We start to get a better, more complete understanding of who Jesus really was — from all four gospel writers — when Jesus orients his life towards others, towards the world, towards God, towards something bigger than himself.
And so what if it all changes for us when we enter into covenant with God, with the church and with each other? What if it all changes when we actually choose to become a part of the body of Christ in this world?
We belong here, we matter here, we are accepted for who we are here, and these are real gifts of the Spirit. But there’s a bit more to it.
Because, as far as Paul is concerned, you can’t truly belong to the church without also participating in the church, without bringing the unique gifts you possess (and, to be clear, we all have gifts) to bear here, for the benefit of all.
In other words, belonging and responsibility are two sides of the same coin in the life of the body of the church, just as they are in the human body.
The foot is, as we all know, a part of the body. But if your foot happens to stop doing what a foot needs to do, then your knee is negatively affected. And if your knee can’t do what it needs to do, then your back hurts. And so on and so forth. Pretty soon, your whole body doesn’t function as it should. And it’s the exact same thing with church.
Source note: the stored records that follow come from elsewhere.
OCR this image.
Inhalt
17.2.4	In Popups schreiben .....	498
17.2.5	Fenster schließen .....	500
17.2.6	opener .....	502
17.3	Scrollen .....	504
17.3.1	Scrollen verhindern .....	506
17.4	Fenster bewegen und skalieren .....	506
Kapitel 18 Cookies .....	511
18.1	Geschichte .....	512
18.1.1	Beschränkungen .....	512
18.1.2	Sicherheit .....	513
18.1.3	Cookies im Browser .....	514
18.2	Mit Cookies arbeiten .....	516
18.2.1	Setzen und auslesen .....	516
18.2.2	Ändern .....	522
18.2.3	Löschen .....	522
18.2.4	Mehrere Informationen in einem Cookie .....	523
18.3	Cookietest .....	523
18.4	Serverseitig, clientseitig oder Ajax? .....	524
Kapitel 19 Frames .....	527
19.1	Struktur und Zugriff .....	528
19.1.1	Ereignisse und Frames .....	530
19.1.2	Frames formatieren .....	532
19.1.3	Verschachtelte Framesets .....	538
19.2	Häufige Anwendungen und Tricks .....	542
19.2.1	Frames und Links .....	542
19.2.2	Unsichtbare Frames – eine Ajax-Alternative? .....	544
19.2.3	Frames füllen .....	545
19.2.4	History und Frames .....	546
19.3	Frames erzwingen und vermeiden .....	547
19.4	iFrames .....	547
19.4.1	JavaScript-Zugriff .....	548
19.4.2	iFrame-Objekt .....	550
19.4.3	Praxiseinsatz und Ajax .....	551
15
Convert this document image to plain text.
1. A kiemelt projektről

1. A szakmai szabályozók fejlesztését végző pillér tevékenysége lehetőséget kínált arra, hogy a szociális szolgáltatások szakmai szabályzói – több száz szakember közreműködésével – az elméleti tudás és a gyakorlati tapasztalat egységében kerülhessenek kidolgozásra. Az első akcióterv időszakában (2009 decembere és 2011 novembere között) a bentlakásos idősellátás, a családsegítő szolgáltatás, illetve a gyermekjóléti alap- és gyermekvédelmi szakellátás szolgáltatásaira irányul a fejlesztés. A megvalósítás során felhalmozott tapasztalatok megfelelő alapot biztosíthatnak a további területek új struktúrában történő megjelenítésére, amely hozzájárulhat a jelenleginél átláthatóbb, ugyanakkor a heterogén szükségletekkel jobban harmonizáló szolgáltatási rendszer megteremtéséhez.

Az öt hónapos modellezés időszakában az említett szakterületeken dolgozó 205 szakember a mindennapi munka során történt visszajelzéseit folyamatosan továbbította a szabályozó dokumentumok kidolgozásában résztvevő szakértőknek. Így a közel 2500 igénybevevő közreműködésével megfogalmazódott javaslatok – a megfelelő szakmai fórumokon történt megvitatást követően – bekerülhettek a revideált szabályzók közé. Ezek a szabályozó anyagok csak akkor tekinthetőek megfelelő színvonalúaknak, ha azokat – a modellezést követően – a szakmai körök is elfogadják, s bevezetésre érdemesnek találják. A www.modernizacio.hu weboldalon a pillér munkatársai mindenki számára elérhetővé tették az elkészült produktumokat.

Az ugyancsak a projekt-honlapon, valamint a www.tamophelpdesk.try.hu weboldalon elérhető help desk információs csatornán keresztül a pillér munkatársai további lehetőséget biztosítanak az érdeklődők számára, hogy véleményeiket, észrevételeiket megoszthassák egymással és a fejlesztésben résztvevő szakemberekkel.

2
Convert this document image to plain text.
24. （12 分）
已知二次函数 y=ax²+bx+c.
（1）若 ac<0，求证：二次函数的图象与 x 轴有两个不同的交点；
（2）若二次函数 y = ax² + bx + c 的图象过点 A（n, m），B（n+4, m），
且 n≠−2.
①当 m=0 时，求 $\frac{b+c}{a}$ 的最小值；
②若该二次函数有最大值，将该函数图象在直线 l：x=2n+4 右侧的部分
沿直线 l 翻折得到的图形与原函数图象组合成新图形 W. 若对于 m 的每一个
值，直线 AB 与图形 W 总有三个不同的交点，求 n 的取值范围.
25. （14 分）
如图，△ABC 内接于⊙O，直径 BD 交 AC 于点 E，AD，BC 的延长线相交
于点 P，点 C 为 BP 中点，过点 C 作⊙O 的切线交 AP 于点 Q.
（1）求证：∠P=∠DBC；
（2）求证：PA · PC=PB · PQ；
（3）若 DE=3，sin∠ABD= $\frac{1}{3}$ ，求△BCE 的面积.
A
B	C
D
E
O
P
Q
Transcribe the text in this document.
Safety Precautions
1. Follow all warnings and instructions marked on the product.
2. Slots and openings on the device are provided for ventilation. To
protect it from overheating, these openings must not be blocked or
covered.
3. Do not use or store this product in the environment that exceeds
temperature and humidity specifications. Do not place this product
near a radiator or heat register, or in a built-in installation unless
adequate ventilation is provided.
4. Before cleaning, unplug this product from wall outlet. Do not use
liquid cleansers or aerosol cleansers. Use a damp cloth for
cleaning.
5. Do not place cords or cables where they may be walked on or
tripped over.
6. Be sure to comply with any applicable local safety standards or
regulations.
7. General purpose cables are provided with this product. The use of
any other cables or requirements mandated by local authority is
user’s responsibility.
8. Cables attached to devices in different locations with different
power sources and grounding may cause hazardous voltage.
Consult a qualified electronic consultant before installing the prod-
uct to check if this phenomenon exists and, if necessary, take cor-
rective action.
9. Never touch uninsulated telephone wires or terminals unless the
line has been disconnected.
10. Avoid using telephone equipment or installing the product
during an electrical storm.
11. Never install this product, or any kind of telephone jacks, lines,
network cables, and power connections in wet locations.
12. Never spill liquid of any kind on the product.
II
We all need to do our part here in order to make this work. It sounds so simple in theory, but not so much in practice. What if we don’t understand what our gifts are? What if we think that other people don’t see our gifts as being essential? What if we don’t even see our own gifts as being essential? What if my gift clashes with someone else’s gift? These are all very real issues and concerns, because whenever people are involved, things can get challenging.
But none of this changes the fact that we are called to be Christ’s body in this world. So we simply can’t allow all of those other things — those very human things — to distract us from that task; we can’t permit tendencies such as self-doubt, worry, laziness, or conflict to paralyze us. We can’t just sit there with the bat on our shoulder, we’ve actually gotta take a swing at some point — even if that means we’ll strike out sometimes.
It seems kind of complicated and counterintuitive, but it is precisely when we’re willing to put aside our own priorities for the benefit of others — to work for the common good — that we manage to shine the brightest.
But it’s also pretty simple. We all belong here, we all have things to do here. So let’s figure out what those things are and get to work.